Feds charge developer with disability discrimination; others are next
By Albert Amateau
In what is likely to be the first of several federal civil lawsuits against city residential developers, the U. S. Attorney last week sued the developer of Avalon Chrystie Pl., the 361-unit residential complex just south of Houston St., contending the project discriminates against people with disabilities.
The Aug. 13 suit charges Avalon Bay Communities and SLCE Architects L.L.C. with violating the 1968 Fair Housing Act by designing and building the project at 229 Chrystie Pl. “in a way that is not readily accessible and usable by people with disabilities.”
The suit charges that the 14-story complex, fully occupied since the beginning of this year, lacks accessible routes into and through the units, reinforcements of bathroom walls to allow installation of grab bars, and kitchens and bathrooms with enough floor space for people in wheelchairs.
But Fred Harris, Avalon Bay senior vice president, said in a prepared statement Aug. 14: “Avalon Chrystie Pl. was designed, constructed and is operated with a view to full compliance with all accessibility codes.
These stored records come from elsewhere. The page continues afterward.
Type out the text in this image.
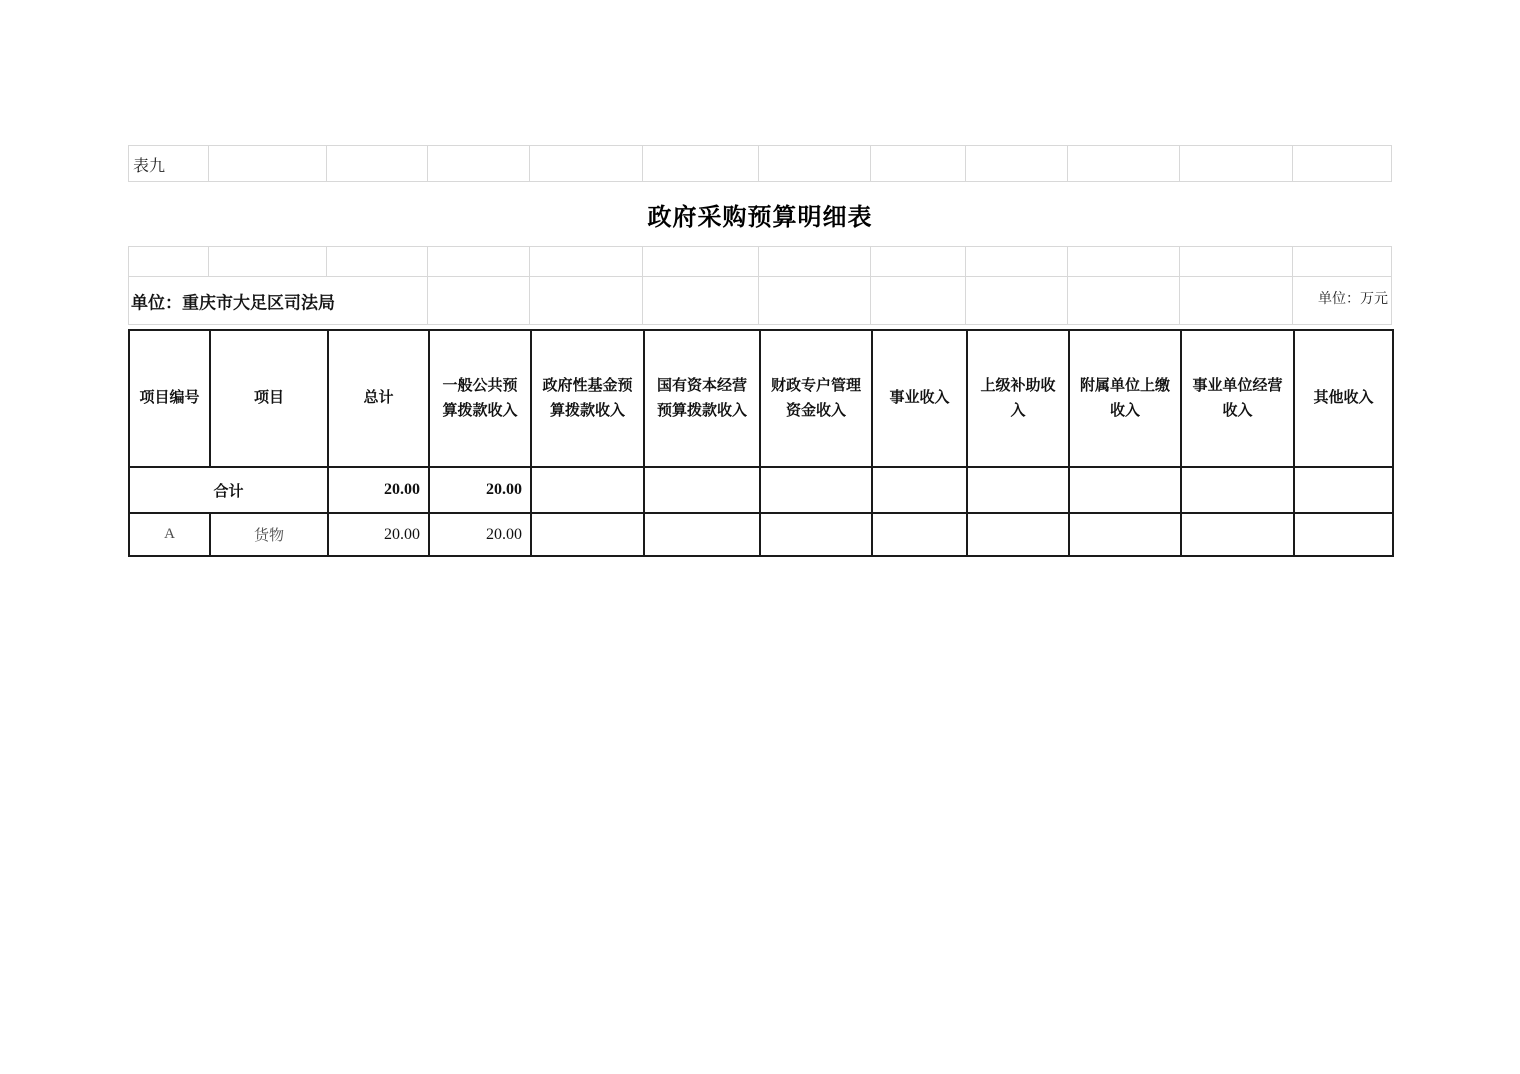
表九
政府采购预算明细表
单位：重庆市大足区司法局	单位：万元
项目编号	项目	总计	一般公共预算拨款收入	政府性基金预算拨款收入	国有资本经营预算拨款收入	财政专户管理资金收入	事业收入	上级补助收入	附属单位上缴收入	事业单位经营收入	其他收入
合计		20.00	20.00								
A	货物	20.00	20.00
We currently provide housing to numerous residents with disabilities who enjoy our communities, including residents at Avalon Chrystie Pl.”
Harris and other real estate leaders contend that the issue is really a construction and buildings code case.
“This apartment community was built to comply with New York City Local Law 58, a city building code that governs accessibility,” Harris added. “Compliance with Local Law 58 has long been understood to satisfy the accessibility requirements of federal and local law and it has been relied upon in the construction of tens of thousands of apartments in New York City.”
The New York Times reported on Tuesday that many other developers were vulnerable to similar lawsuits.
Steven Spinola, president of the Real Estate Board of New York, told Downtown Express that most apartment construction in the city complies with Local Law 58, enacted in 1987 to meet the standards of the 1968 Fair Housing Act, which itself was to be amended in 1988 to include disability access.
The Fair Housing Act includes various accessibility guidelines and a provision that allows municipalities to come up with their own guidelines. “There were major debates in 1987 about accessibility and we come to an agreement with advocates for the disabled about Local Law 58,” Spinola said in a telephone interview Aug. 19.
While REBNY opposed Local Law 58 at first, the group finally backed the measure.
The Fair Housing Act amendment to cover accessibility went into effect in 1991. There are differences between Fair Housing criteria and Local Law 58, Spinola acknowledged. “In some cases the federal guidelines are tougher. In other cases, the local law is tougher,” he said.
Nevertheless, it is possible that housing built since 1991 might need to be retrofitted to comply with federal law if Local Law 58 is not deemed to satisfy the act, Spinola said. The cost of altering the tens of thousands of apartments in this category would be astronomical, he added.
In 2006, the Fair Housing Justice Center, an advocacy organization, looked at all new rental apartments in developments of 100 units or more to see if they complied with the federal law, according to Diane Houk, executive director of the center. “We sent testers to 14 companies, including Avalon Bay Communities and we referred all the information to the U.S. Attorney and the housing office of HUD,” Houk said. “We found that none of the 14 were in full compliance with the federal housing act.”
Among the violations were doors that were 28 or 30 inches wide too narrow for wheelchairs, thermostats as high as 5’3” from the floor and a lack of clear floor space in bathrooms to accommodate wheelchairs, Houk said.
But the city, which has been talking with the U.S. Attorney’s office about the issue for several weeks, also believes that Local Law 58 satisfies the federal requirements.
In a July 14 letter to U.S. Attorney Michael Garcia, city Corporation Counsel’s Michael Cardoza outlined the city’s position and expressed concern about the impeding lawsuit. “The city is particularly concerned with the potential destabilizing impact on affordable housing that have slim operating margins and can ill afford legal costs,” the letter said.
Avalon Chrystie and Avalon Bowery north of Houston St., with 206 apartments in a nine-story building and 90 apartments in a seven-story building, were opened in 2005 as part of the Cooper Sq. Urban Renewal Area. Eighty percent of the units are market rate and 20 percent are subsidized. Avalon Chrystie also includes the city’s largest Whole Foods market.
The federal lawsuit seeks a court order requiring Avalon Bay Communities to modify the complex to comply with the federal law. It also seeks to enjoin the developer from designing or building any multi-family housing that does not comply with the law. In addition, it seeks monetary damages to compensate victims and a civil penalty “to vindicate the public interest.”
In the announcement of the lawsuit, Garcia indicated that other developers are next. “This is the government’s first lawsuit in Manhattan alleging violations of the Fair Housing Act in the development and construction of multi-family housing,” he said in a prepared statement. “We will continue to pursue those who fail to design and construct accessible housing as required by federal law.”